Truth, Revelations, And Family In The Third Season of "True Detective"
There was no closure, but there was something more: family. And family is the truth above all truths.
Warning: This article will include spoilers of the entirety of the third season of "True Detective"
"The light's winning," Rust Cohle once said.
Each season of "True Detective" ostensibly deals with solving a crime and revealing larger conspiracies within powerful institutions. The widely touted first season dealt with an occult-like murder of a woman in rural Louisiana, Dorothea Lange, an occurrence connected to a string of similar incidences. The second season dealt with the murder of Ben Caspere, and the larger conspiracy within a diamond heist. The third season deals with a conspiracy of the powerful Hoyt family and its killing of a boy and kidnapping of a girl.
But more importantly and specifically, season 3 of "True Detective" is about revelations about life, truth, and family. Viewers, like myself, largely looked for a return to a season 1-esque story uncovering a grand pedophilia conspiracy by powerful ministers and senators in Louisiana, and two detectives' lifelong quest to find that conspiracy. For most of season 3, like most viewers, I thought that was where show creator, Nic Pizzolatto, was turning.

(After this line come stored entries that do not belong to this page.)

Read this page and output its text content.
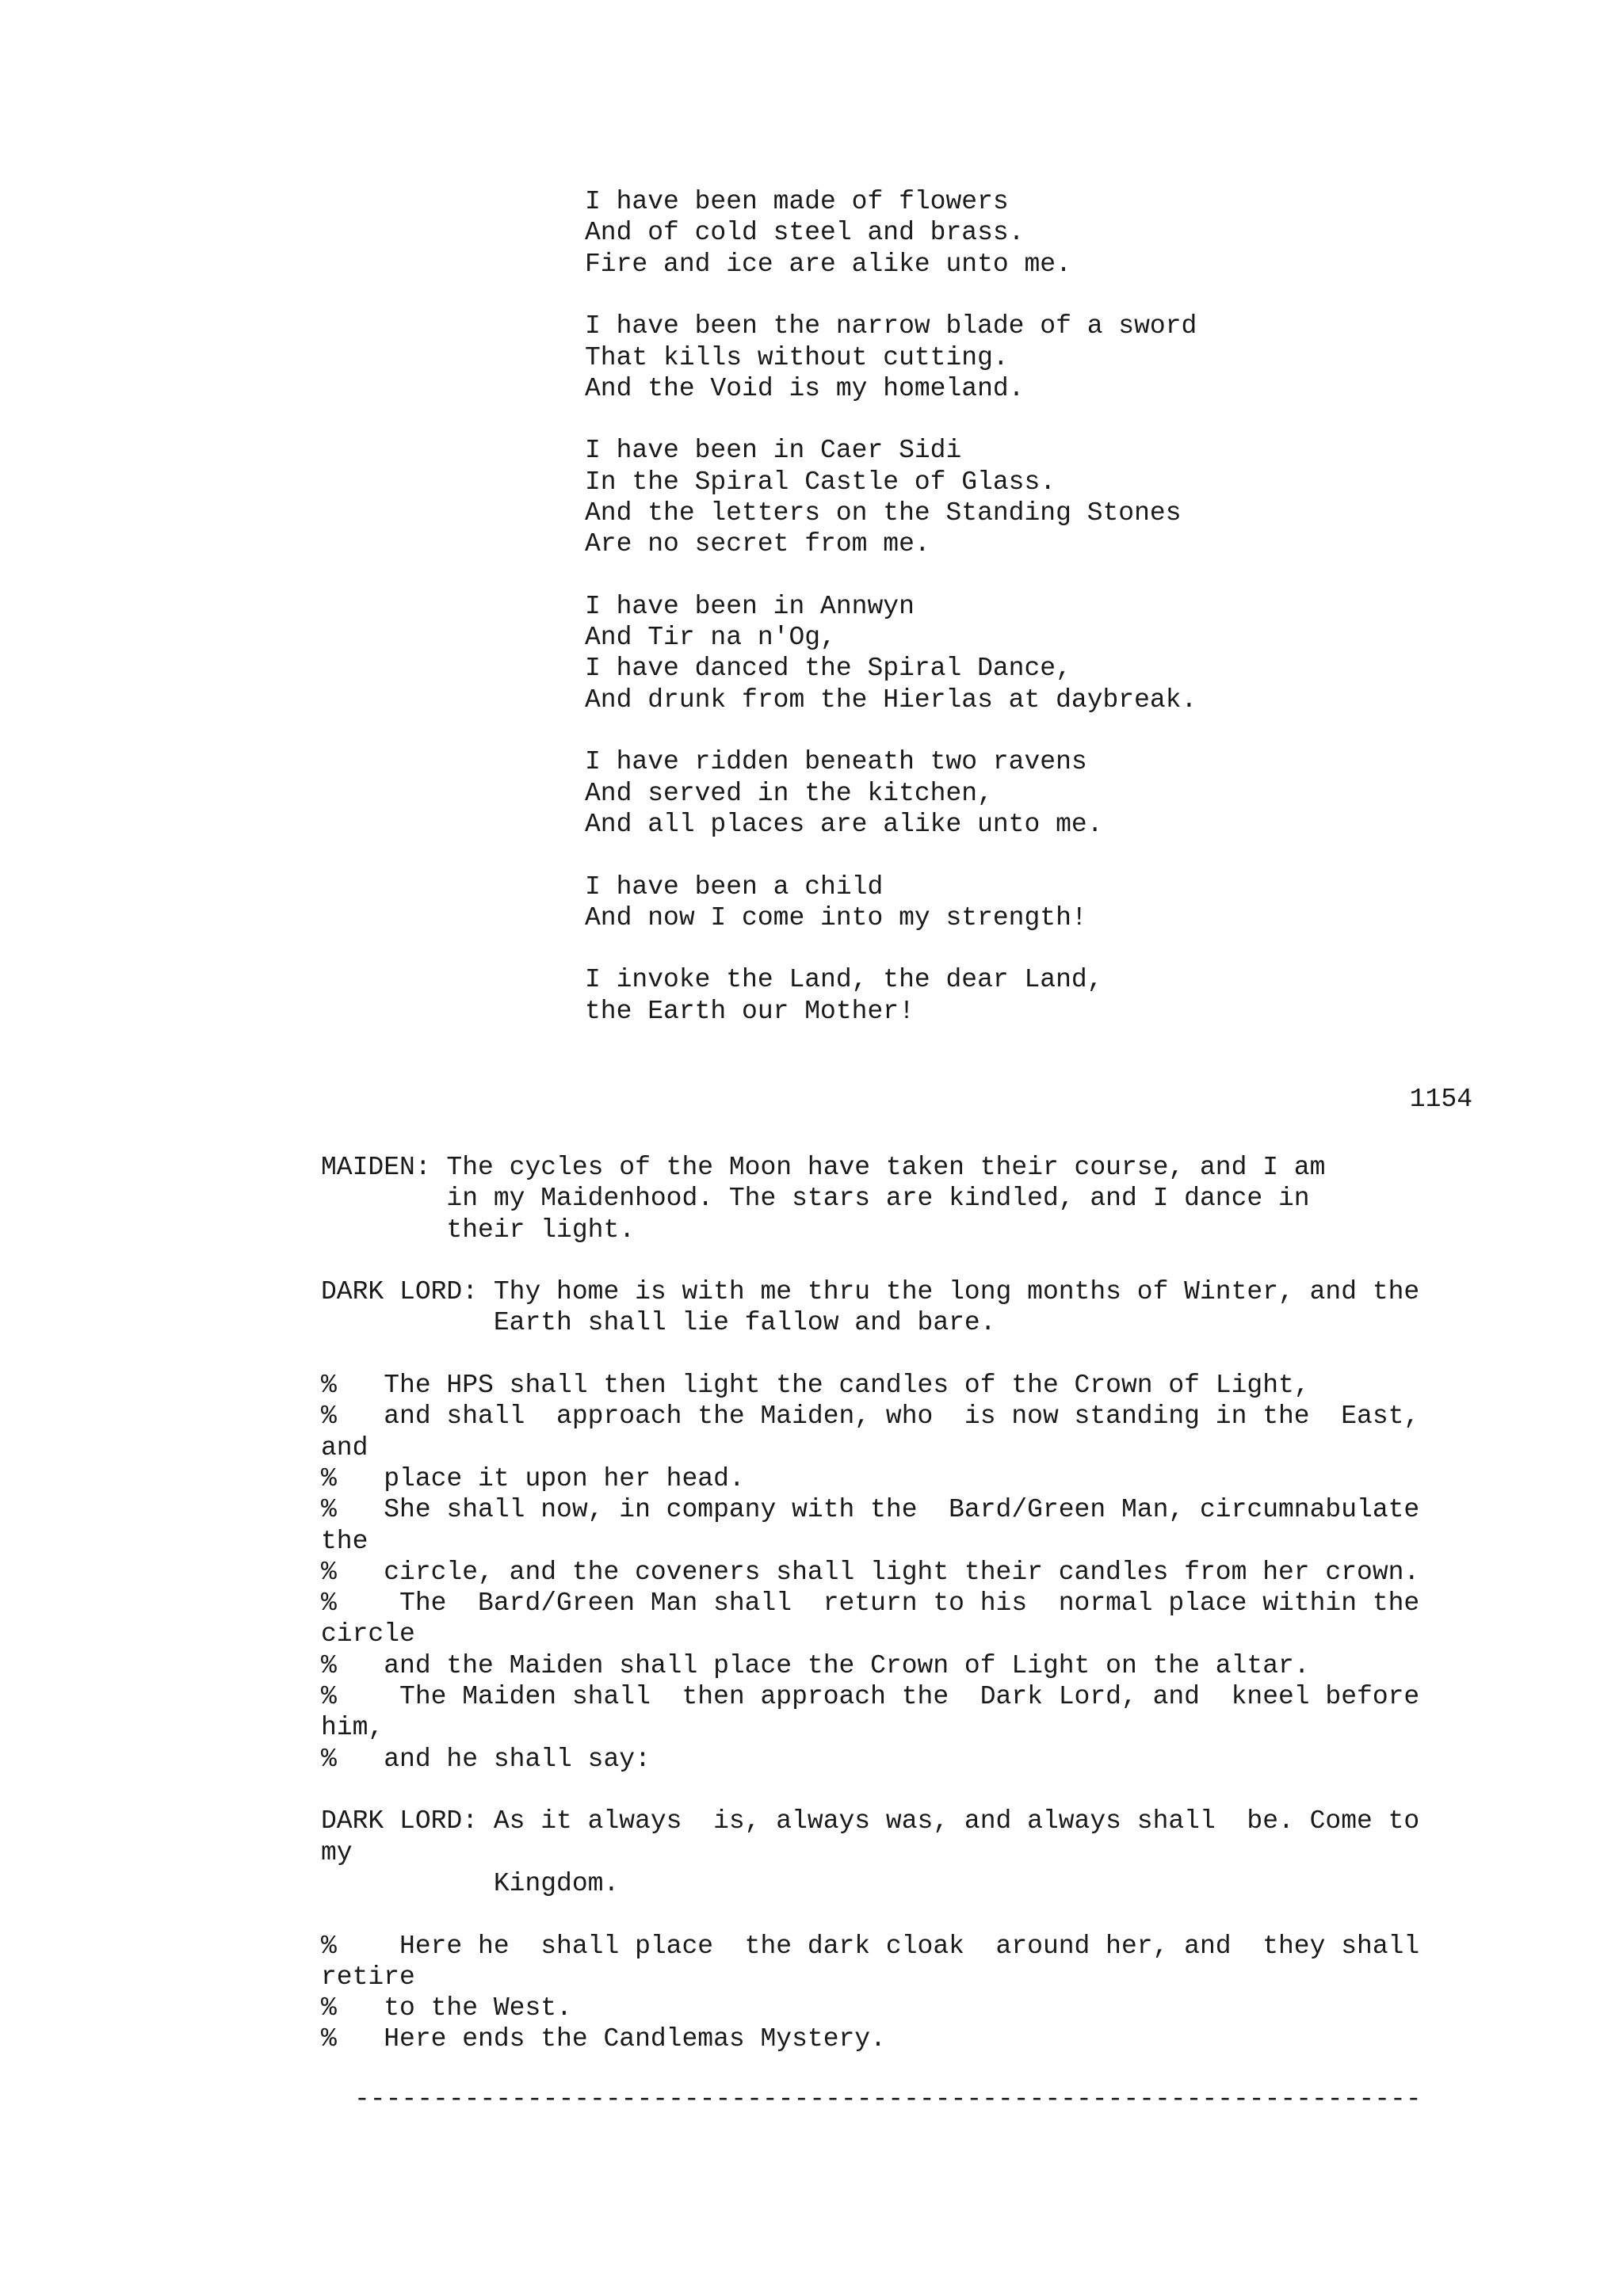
I have been made of flowers
And of cold steel and brass.
Fire and ice are alike unto me.
I have been the narrow blade of a sword
That kills without cutting.
And the Void is my homeland.
I have been in Caer Sidi
In the Spiral Castle of Glass.
And the letters on the Standing Stones
Are no secret from me.
I have been in Annwyn
And Tir na n'Og,
I have danced the Spiral Dance,
And drunk from the Hierlas at daybreak.
I have ridden beneath two ravens
And served in the kitchen,
And all places are alike unto me.
I have been a child
And now I come into my strength!
I invoke the Land, the dear Land,
the Earth our Mother!
1154
MAIDEN: The cycles of the Moon have taken their course, and I am
in my Maidenhood. The stars are kindled, and I dance in
their light.
DARK LORD: Thy home is with me thru the long months of Winter, and the
Earth shall lie fallow and bare.
%   The HPS shall then light the candles of the Crown of Light,
%   and shall  approach the Maiden, who  is now standing in the  East,
and
%   place it upon her head.
%   She shall now, in company with the  Bard/Green Man, circumnabulate
the
%   circle, and the coveners shall light their candles from her crown.
%    The  Bard/Green Man shall  return to his  normal place within the
circle
%   and the Maiden shall place the Crown of Light on the altar.
%    The Maiden shall  then approach the  Dark Lord, and  kneel before
him,
%   and he shall say:
DARK LORD: As it always  is, always was, and always shall  be. Come to
my
Kingdom.
%    Here he  shall place  the dark cloak  around her, and  they shall
retire
%   to the West.
%   Here ends the Candlemas Mystery.
--------------------------------------------------------------------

However, in the season finale, many saw the revelations as anti-climactic. Detectives Wayne Hays (Mahershala Ali) and Roland West (Stephen Dorff) simply go to the house of Junius Watts, the one-eyed caretaker of the Hoyt family, who reveals all the following information willingly:
Hoyt's daughter, Isabel, became delusional after losing her daughter and husband in a horrible accident, and then becomes attached to Julie Purcell, who bears much resemblance to her lost daughter. Isabel has Junius ask Julie's mother, Lucy, if Julie can spend time playing with Isabel in meetings, and Lucy agrees under the condition that she receive payment and that Will, Julie's brother, looks after Julie at these meetings.
At one meeting, Isabel goes off her medication against the knowledge of Junius. She becomes confused and kills Will and takes Julie to live with her in the Hoyt estate. Harris James helps cover up the incident and frames someone else, but for seven years, Isabel drugs Julie with lithium and locks her in her room. Julie escapes in 1997 with the help of Junius and flees to a convent, where she becomes a nun that helps others.

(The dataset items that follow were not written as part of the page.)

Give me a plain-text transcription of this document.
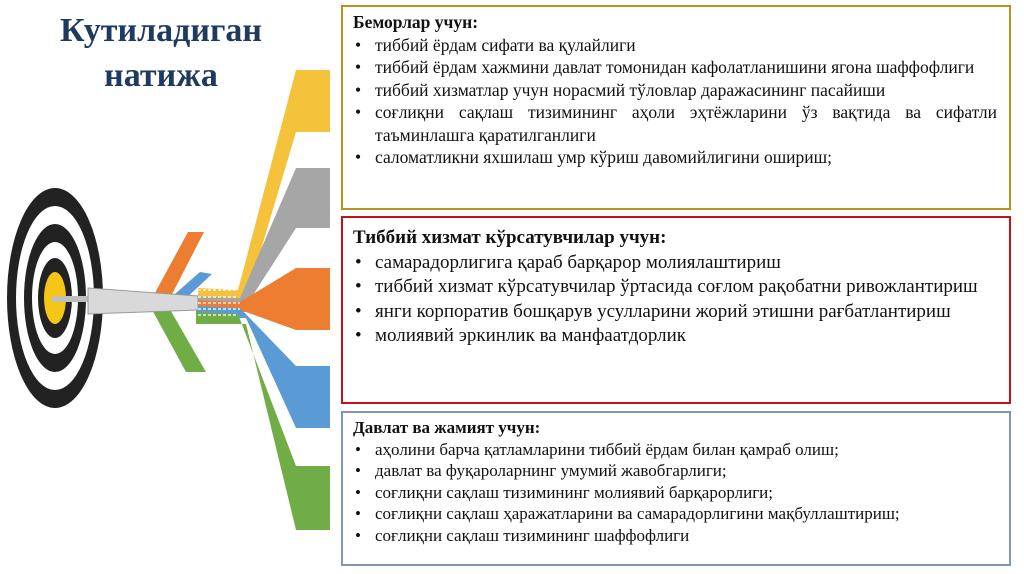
Кутиладиган
натижа
Беморлар учун:
• тиббий ёрдам сифати ва қулайлиги
• тиббий ёрдам хажмини давлат томонидан кафолатланишини ягона шаффофлиги
• тиббий хизматлар учун норасмий тўловлар даражасининг пасайиши
• соғлиқни сақлаш тизимининг аҳоли эҳтёжларини ўз вақтида ва сифатли таъминлашга қаратилганлиги
• саломатликни яхшилаш умр кўриш давомийлигини ошириш;
Тиббий хизмат кўрсатувчилар учун:
• самарадорлигига қараб барқарор молиялаштириш
• тиббий хизмат кўрсатувчилар ўртасида соғлом рақобатни ривожлантириш
• янги корпоратив бошқарув усулларини жорий этишни рағбатлантириш
• молиявий эркинлик ва манфаатдорлик
Давлат ва жамият учун:
• аҳолини барча қатламларини тиббий ёрдам билан қамраб олиш;
• давлат ва фуқароларнинг умумий жавобгарлиги;
• соғлиқни сақлаш тизимининг молиявий барқарорлиги;
• соғлиқни сақлаш ҳаражатларини ва самарадорлигини мақбуллаштириш;
• соғлиқни сақлаш тизимининг шаффофлиги
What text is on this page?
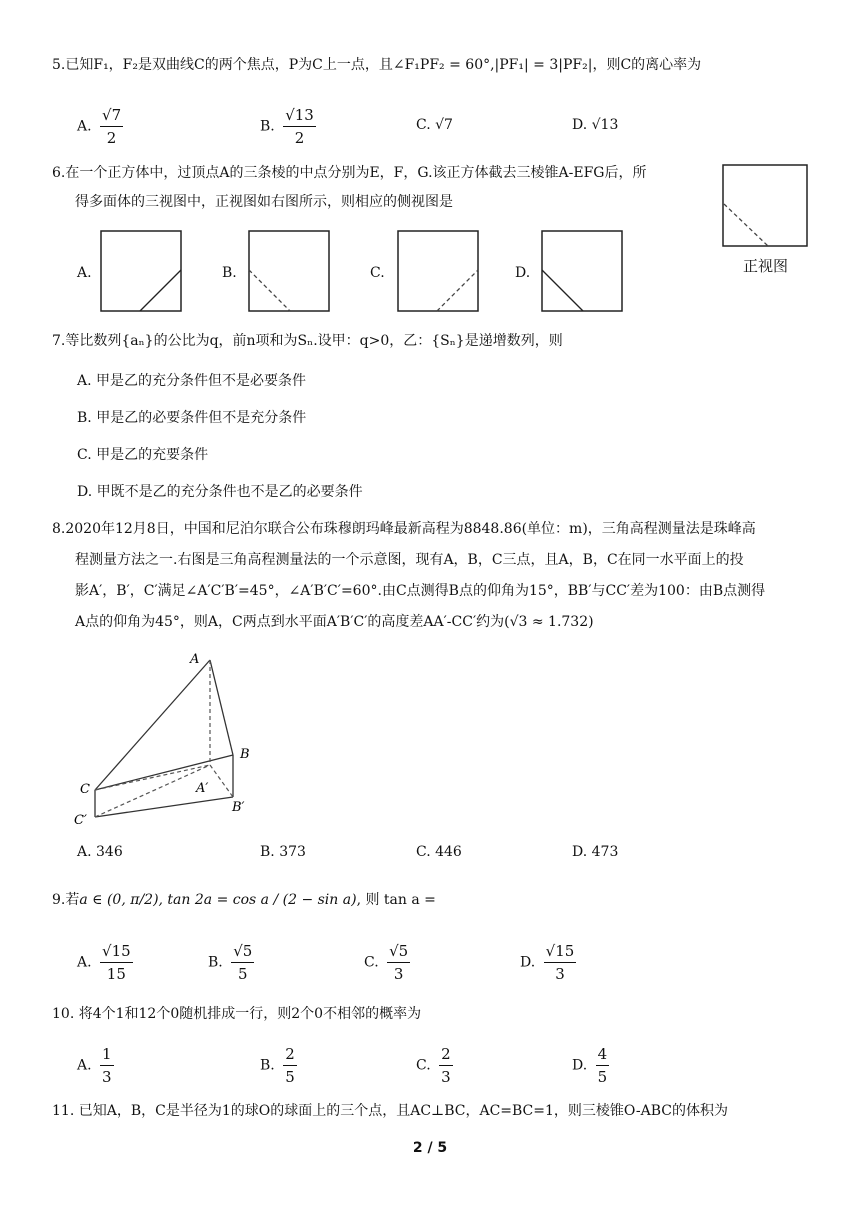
5.已知F₁，F₂是双曲线C的两个焦点，P为C上一点，且∠F₁PF₂ = 60°,|PF₁| = 3|PF₂|，则C的离心率为
A. $\frac{√7}{2}$	B. $\frac{√13}{2}$	C. √7	D. √13
6.在一个正方体中，过顶点A的三条棱的中点分别为E，F，G.该正方体截去三棱锥A-EFG后，所
得多面体的三视图中，正视图如右图所示，则相应的侧视图是
正视图
A.	B.	C.	D.
7.等比数列{aₙ}的公比为q，前n项和为Sₙ.设甲：q>0，乙：{Sₙ}是递增数列，则
A. 甲是乙的充分条件但不是必要条件
B. 甲是乙的必要条件但不是充分条件
C. 甲是乙的充要条件
D. 甲既不是乙的充分条件也不是乙的必要条件
8.2020年12月8日，中国和尼泊尔联合公布珠穆朗玛峰最新高程为8848.86(单位：m)，三角高程测量法是珠峰高
程测量方法之一.右图是三角高程测量法的一个示意图，现有A，B，C三点，且A，B，C在同一水平面上的投
影A′，B′，C′满足∠A′C′B′=45°，∠A′B′C′=60°.由C点测得B点的仰角为15°，BB′与CC′差为100：由B点测得
A点的仰角为45°，则A，C两点到水平面A′B′C′的高度差AA′-CC′约为(√3 ≈ 1.732)
A
B
C	A′
B′
C′
A. 346	B. 373	C. 446	D. 473
9.若a ∈ (0, π/2), tan 2a = cos a / (2 − sin a), 则 tan a =
A. $\frac{√15}{15}$	B. $\frac{√5}{5}$	C. $\frac{√5}{3}$	D. $\frac{√15}{3}$
10. 将4个1和12个0随机排成一行，则2个0不相邻的概率为
A. $\frac{1}{3}$	B. $\frac{2}{5}$	C. $\frac{2}{3}$	D. $\frac{4}{5}$
11. 已知A，B，C是半径为1的球O的球面上的三个点，且AC⊥BC，AC=BC=1，则三棱锥O-ABC的体积为
2 / 5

The truth of what happens to Julie Purcell is discovered in the season finale by Wayne: Julie went on to marry Mike Ardoin, a former childhood friend who had a crush on her. In the finale, we see Mike Ardoin with his daughter, Lucy, suggesting that Julie named her daughter after her mother. Knowing that people are looking to harm Julie, the nuns fake her death and claim that she passed away from HIV. He later goes to visit the place where Mike runs his business, his house, and discovers a woman that bears striking resemblance to Julie, confirming his theory.
By the end of the season, Wayne is reunited with the only people he has left, Roland, his son, daughter, and his grandchildren. Julie and Mike are reunited, and despite all the strife and chaos faced by all the characters in the story, they are healed by the presence of others in the midst of all their suffering. Despite where the season seemed to go, Julie has a happy ending at the end.

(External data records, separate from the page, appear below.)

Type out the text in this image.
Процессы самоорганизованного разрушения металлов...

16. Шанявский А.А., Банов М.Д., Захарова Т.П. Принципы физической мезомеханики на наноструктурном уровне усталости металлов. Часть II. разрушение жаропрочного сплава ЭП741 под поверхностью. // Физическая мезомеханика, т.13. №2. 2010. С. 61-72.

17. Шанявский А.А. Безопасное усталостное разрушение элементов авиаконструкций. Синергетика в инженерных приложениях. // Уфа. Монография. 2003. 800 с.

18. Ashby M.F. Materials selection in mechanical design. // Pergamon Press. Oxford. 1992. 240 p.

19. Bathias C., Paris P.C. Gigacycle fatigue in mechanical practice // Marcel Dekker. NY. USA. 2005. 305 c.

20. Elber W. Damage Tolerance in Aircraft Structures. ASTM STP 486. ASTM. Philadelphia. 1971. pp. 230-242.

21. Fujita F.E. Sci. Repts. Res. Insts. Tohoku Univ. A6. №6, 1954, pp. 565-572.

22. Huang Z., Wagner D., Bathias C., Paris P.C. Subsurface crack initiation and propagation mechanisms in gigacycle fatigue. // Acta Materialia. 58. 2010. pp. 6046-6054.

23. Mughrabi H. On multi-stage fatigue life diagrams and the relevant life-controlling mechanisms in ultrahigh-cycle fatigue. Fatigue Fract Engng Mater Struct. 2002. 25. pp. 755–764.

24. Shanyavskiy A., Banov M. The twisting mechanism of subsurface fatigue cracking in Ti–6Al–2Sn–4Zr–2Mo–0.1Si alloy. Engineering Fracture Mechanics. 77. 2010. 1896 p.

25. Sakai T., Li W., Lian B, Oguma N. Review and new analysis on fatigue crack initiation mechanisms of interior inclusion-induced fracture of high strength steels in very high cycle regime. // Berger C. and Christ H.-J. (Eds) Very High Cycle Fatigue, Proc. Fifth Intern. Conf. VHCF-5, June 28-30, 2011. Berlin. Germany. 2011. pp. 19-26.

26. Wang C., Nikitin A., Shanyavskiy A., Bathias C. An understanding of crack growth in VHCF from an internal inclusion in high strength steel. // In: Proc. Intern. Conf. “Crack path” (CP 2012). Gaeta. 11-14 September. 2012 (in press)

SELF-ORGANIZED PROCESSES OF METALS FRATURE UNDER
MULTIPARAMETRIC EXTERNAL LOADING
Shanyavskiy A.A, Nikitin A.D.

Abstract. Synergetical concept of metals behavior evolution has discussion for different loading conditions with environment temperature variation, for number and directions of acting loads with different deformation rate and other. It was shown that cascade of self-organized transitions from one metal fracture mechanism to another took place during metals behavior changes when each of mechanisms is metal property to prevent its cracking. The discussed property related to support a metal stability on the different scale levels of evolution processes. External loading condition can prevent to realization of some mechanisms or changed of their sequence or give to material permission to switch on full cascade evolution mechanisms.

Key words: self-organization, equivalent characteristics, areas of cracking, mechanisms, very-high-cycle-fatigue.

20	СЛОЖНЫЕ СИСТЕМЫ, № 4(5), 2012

The truth and revelation of Julie's fate, however, was made possible by fictions and false truths. One of these is that Isabel was her real mother, and another is that Julie died in 1995 of HIV at the convent. Mike Ardoin has to carry Julie's secrets to keep her safe.
But more importantly, it was a happy ending for the married couple at the center of our story: Wayne and Amelia. "There's always been this big secret between us, and it's that you and me -- who we are together, our marriage, our children -- it's all tied up in a dead boy and a missing girl." Wayne urges Amelia, close to the end of the finale, to let go of the Purcell case, and ultimately to let go of something that isn't theirs, and determine their own trajectory for their lives.
For decades, Wayne struggles to let go of the Purcell case. It's not only his work, but it's his life and sole mission. Nearing the end of his life, suffering dementia, Wayne has hallucinations of Amelia, who has passed, haunting him at night.
Ironically, it's these delusions that save him from the Purcell case, and open him to the revelation that there's a whole world out there, a world where family and relationships are the most important things, after all.
"What if the ending isn't really the ending at all? What if there's another story? What if something went unbroken? All this life, all this loss. What if it was really one long story that kept going and going until it healed itself?"
That story is a lost woman found, with a life built for herself and her new family. Most viewers, like myself, expecting a conspiracy of some sort of pedophilia ring were disappointed. There was no closure, but there was something more: family. And family is the truth above all truths.